I should probably just leave Susannah Breslin alone, because after a while writing about her just feels like kicking a puppy (a totally asshole-y puppy, but still). She is such an easy target and such a complete failure when it comes to logic and rationality that for a minute I feel bad going for such low-hanging fruit. But then she is also such a nasty person — and a nasty person who has a relatively large platform, and for some ridiculous reason keeps getting space on fairly large progressive sites — that I can’t help it. Take her response, today, to various feminist bloggers who wrote about her “trigger warnings are for pussies” post. Yesterday, Susannah had to go to Yahoo Answers to figure out what the heck trigger warnings actually are. Today, however, she knows enough about them to not only declare that they don’t work, but that they are symptomatic of the death of feminism. The whole thing is basically like, “Ugh, you guys, people who experience trauma may be triggered by other stuff in life all the time, and putting a trigger warning is therefore stupid, oh and also trigger warnings are themselves triggering, GOTCHA FEMINIST BITCHES!” Except less coherent.
That is the kind of argument that is so asinine I’m kind of loathe to address it, but because I am feeling uncharacteristically patient today, I’ll say that yes, trauma survivors may be triggered in all kinds of ways throughout their days. No one lives in a bubble, and no one expects to live in a bubble. But all of us, in our own ways, carve out spaces where we feel safe (or safer) in life. Maybe that means not renting Saw III on a Saturday night, or maybe it means when you come to your favorite feminist blog you skip over posts about rape and go on to reading about reproductive rights or pop culture or under-reported stories about women outside of the United States and Europe. Maybe it means that today you feel ok, so you read the post with the “trigger warning” on it. Trigger warnings don’t mean NO RAPE SURVIVORS ALLOWED. They don’t promise protection. What they do is offer one tool for survivors to use in evaluating, today, in this moment, what they are going to voluntarily expose themselves to. No, trigger warnings do not make the entire world safer for survivors of sexual assault. But they do try to make one little tiny corner of the internet safer. And that’s something.
But my favorite part of the post is this:
Perhaps most significantly, trigger warnings crystallize everything that is wrong with the current state of the feminist movement, if it can be called that. These days, feminism isn’t a movement at all, really, but a collection of blogs obsessed with the pop culture it claims to be victimized by, a forum for women who promote themselves as victims of a patriarchy that no longer exists, a pretend movement that contains within it no forward movement at all, only a fetal-like desire to curl up on itself, muttering Women’s Studies jargon, and handing out trigger warnings like party favors at a girl’s-only slumber party.
The so-called feminist movement and trigger warnings are a great deal alike. They no longer exist in reality. They are the stuff of make-believe.
Funny to spend so much time and effort writing about something that doesn’t exist in reality. Maybe tomorrow she can write about the Dodo. He was sure weird.

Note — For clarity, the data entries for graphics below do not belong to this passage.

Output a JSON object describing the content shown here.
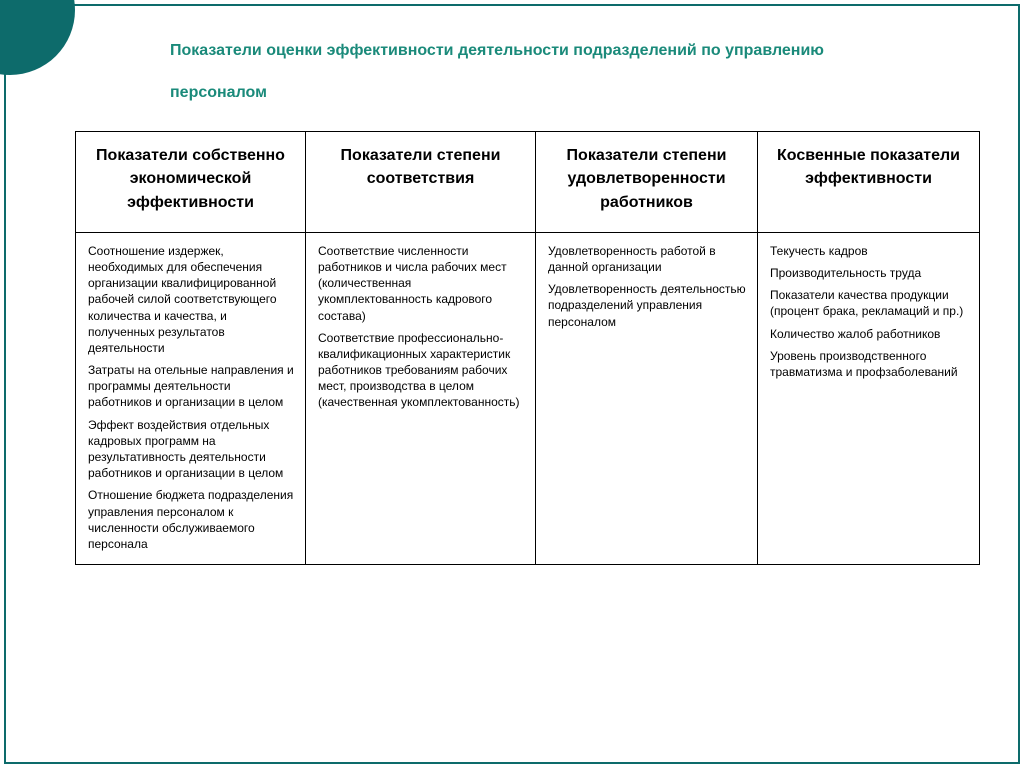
{
  "title_line1": "Показатели оценки эффективности деятельности подразделений по управлению",
  "title_line2": "персоналом",
  "table": {
    "headers": [
      "Показатели собственно экономической эффективности",
      "Показатели степени соответствия",
      "Показатели степени удовлетворенности работников",
      "Косвенные показатели эффективности"
    ],
    "cells": [
      [
        "Соотношение издержек, необходимых для обеспечения организации квалифицированной рабочей силой соответствующего количества и качества, и полученных результатов деятельности",
        "Затраты на отельные направления и программы деятельности работников и организации в целом",
        "Эффект воздействия отдельных кадровых программ на результативность деятельности работников и организации в целом",
        "Отношение бюджета подразделения управления персоналом к численности обслуживаемого персонала"
      ],
      [
        "Соответствие численности работников и числа рабочих мест (количественная укомплектованность кадрового состава)",
        "Соответствие профессионально-квалификационных характеристик работников требованиям рабочих мест, производства в целом (качественная укомплектованность)"
      ],
      [
        "Удовлетворенность работой в данной организации",
        "Удовлетворенность деятельностью подразделений управления персоналом"
      ],
      [
        "Текучесть кадров",
        "Производительность труда",
        "Показатели качества продукции (процент брака, рекламаций и пр.)",
        "Количество жалоб работников",
        "Уровень производственного травматизма и профзаболеваний"
      ]
    ]
  },
  "colors": {
    "accent": "#0d6b6b",
    "title": "#1a8a7a",
    "border": "#000000",
    "background": "#ffffff"
  }
}
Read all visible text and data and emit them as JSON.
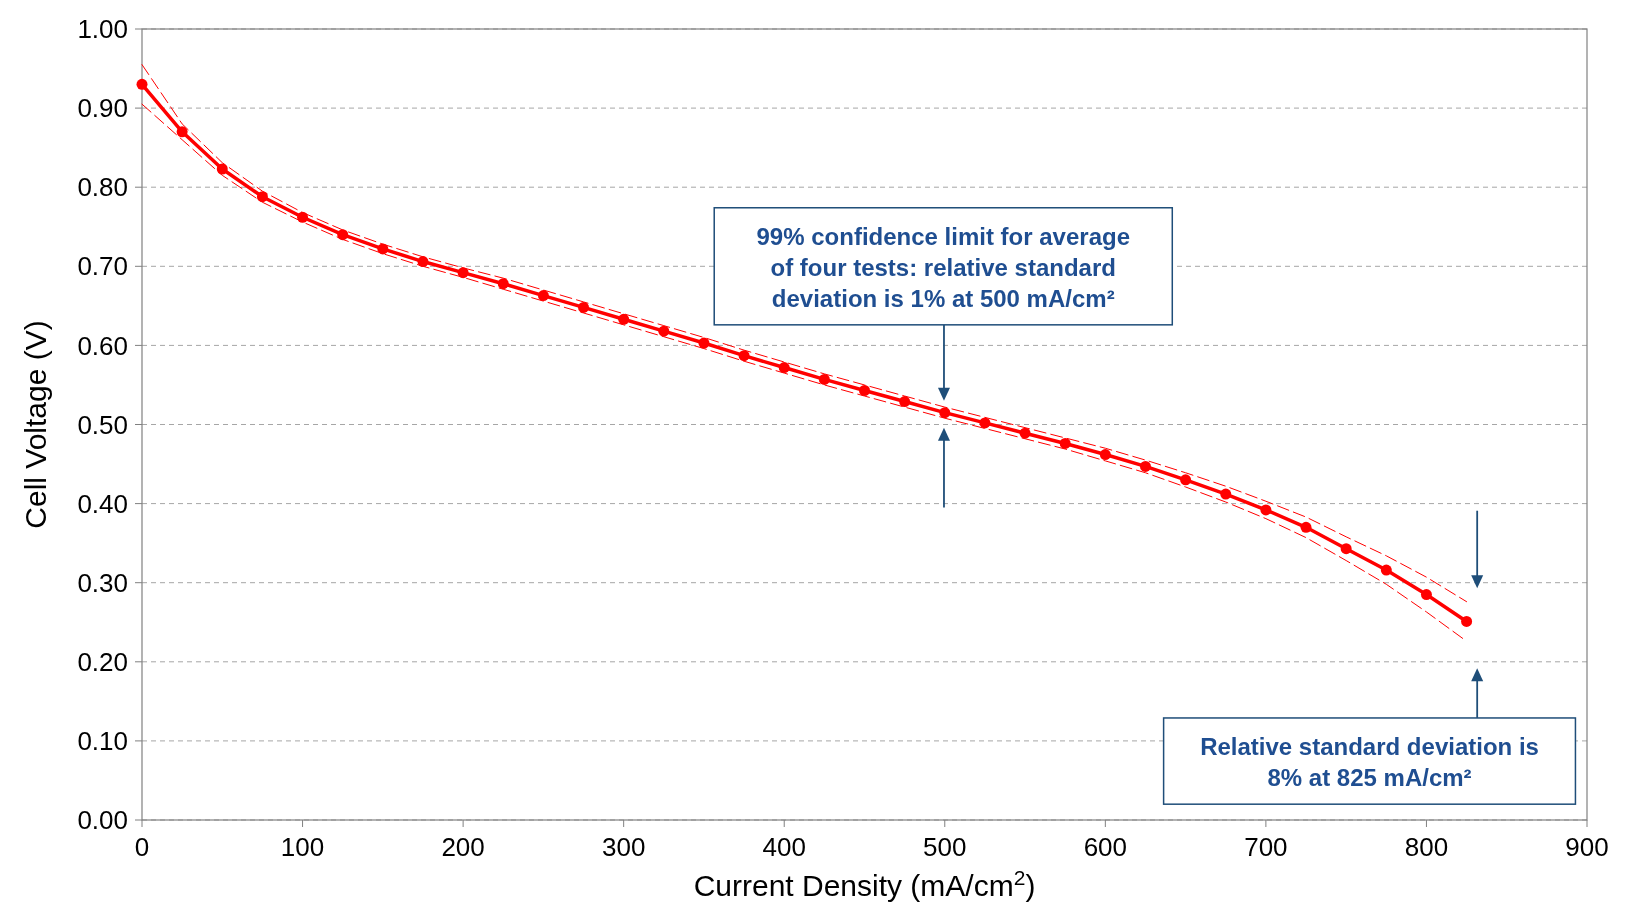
{
  "chart_data": {
    "type": "line",
    "xlabel": "Current Density (mA/cm$^{2}$)",
    "ylabel": "Cell Voltage (V)",
    "x": [
      0,
      25,
      50,
      75,
      100,
      125,
      150,
      175,
      200,
      225,
      250,
      275,
      300,
      325,
      350,
      375,
      400,
      425,
      450,
      475,
      500,
      525,
      550,
      575,
      600,
      625,
      650,
      675,
      700,
      725,
      750,
      775,
      800,
      825
    ],
    "series": [
      {
        "color": "#ff0000",
        "values": [
          0.93,
          0.87,
          0.823,
          0.788,
          0.762,
          0.74,
          0.722,
          0.706,
          0.692,
          0.678,
          0.663,
          0.648,
          0.633,
          0.618,
          0.603,
          0.587,
          0.572,
          0.557,
          0.543,
          0.529,
          0.515,
          0.502,
          0.489,
          0.476,
          0.462,
          0.447,
          0.43,
          0.412,
          0.392,
          0.37,
          0.343,
          0.316,
          0.285,
          0.251
        ]
      },
      {
        "color": "#ff0000",
        "marker": "none",
        "line_style": "dashed",
        "values": [
          0.905,
          0.86,
          0.815,
          0.781,
          0.756,
          0.734,
          0.716,
          0.7,
          0.686,
          0.671,
          0.656,
          0.641,
          0.626,
          0.611,
          0.596,
          0.58,
          0.565,
          0.55,
          0.536,
          0.522,
          0.508,
          0.495,
          0.482,
          0.469,
          0.454,
          0.439,
          0.421,
          0.402,
          0.381,
          0.357,
          0.328,
          0.298,
          0.263,
          0.226
        ]
      },
      {
        "color": "#ff0000",
        "marker": "none",
        "line_style": "dashed",
        "values": [
          0.955,
          0.88,
          0.831,
          0.795,
          0.768,
          0.746,
          0.728,
          0.712,
          0.698,
          0.685,
          0.67,
          0.655,
          0.64,
          0.625,
          0.61,
          0.594,
          0.579,
          0.564,
          0.55,
          0.536,
          0.522,
          0.509,
          0.496,
          0.483,
          0.47,
          0.455,
          0.439,
          0.422,
          0.403,
          0.383,
          0.358,
          0.334,
          0.307,
          0.276
        ]
      }
    ],
    "xlim": [
      0,
      900
    ],
    "xticks": [
      0,
      100,
      200,
      300,
      400,
      500,
      600,
      700,
      800,
      900
    ],
    "ylim": [
      0,
      1
    ],
    "yticks": [
      {
        "value": 0,
        "label": "0.00"
      },
      {
        "value": 0.1,
        "label": "0.10"
      },
      {
        "value": 0.2,
        "label": "0.20"
      },
      {
        "value": 0.3,
        "label": "0.30"
      },
      {
        "value": 0.4,
        "label": "0.40"
      },
      {
        "value": 0.5,
        "label": "0.50"
      },
      {
        "value": 0.6,
        "label": "0.60"
      },
      {
        "value": 0.7,
        "label": "0.70"
      },
      {
        "value": 0.8,
        "label": "0.80"
      },
      {
        "value": 0.9,
        "label": "0.90"
      },
      {
        "value": 1,
        "label": "1.00"
      }
    ],
    "grid": "y",
    "marker": "circle",
    "line_style": "solid",
    "annotations": [
      "99% confidence limit for average of four tests: relative standard deviation is 1% at 500 mA/cm²",
      "Relative standard deviation is 8% at 825 mA/cm²"
    ]
  }
}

Also funny that the “feminists are such victims and this shit doesn’t even exist” critiques are coming from someone who portrays herself as a victim of Those Mean Feminists and who thinks politics is just business and a performance and not something people actually take seriously, a person who offers no new ideas or forward momentum at all, only a child-like desire to lash out at women who are actually getting good things done — a person who apparently spends some amount of time muttering the most played-out anti-feminist rhetoric in a shameless attempt to secure a few more bylines by being “politically incorrect.”
But even if we accept Breslin’s ass-covering excuse that feminism doesn’t exist — a claim that I think is kind of belied by the fact that between the three feminist blogs Breslin mentions, we probably get close to 3 million views every month, which means that someone is taking this shit seriously, and those are just the blogs and not mainstream feminist orgs or grassroots activism — Breslin wasn’t picking a fight with feminists, who don’t exist anyway, or feminist bloggers. She was picking a fight with sexual assault survivors. And if I were a betting woman, I would not put my money on her winning.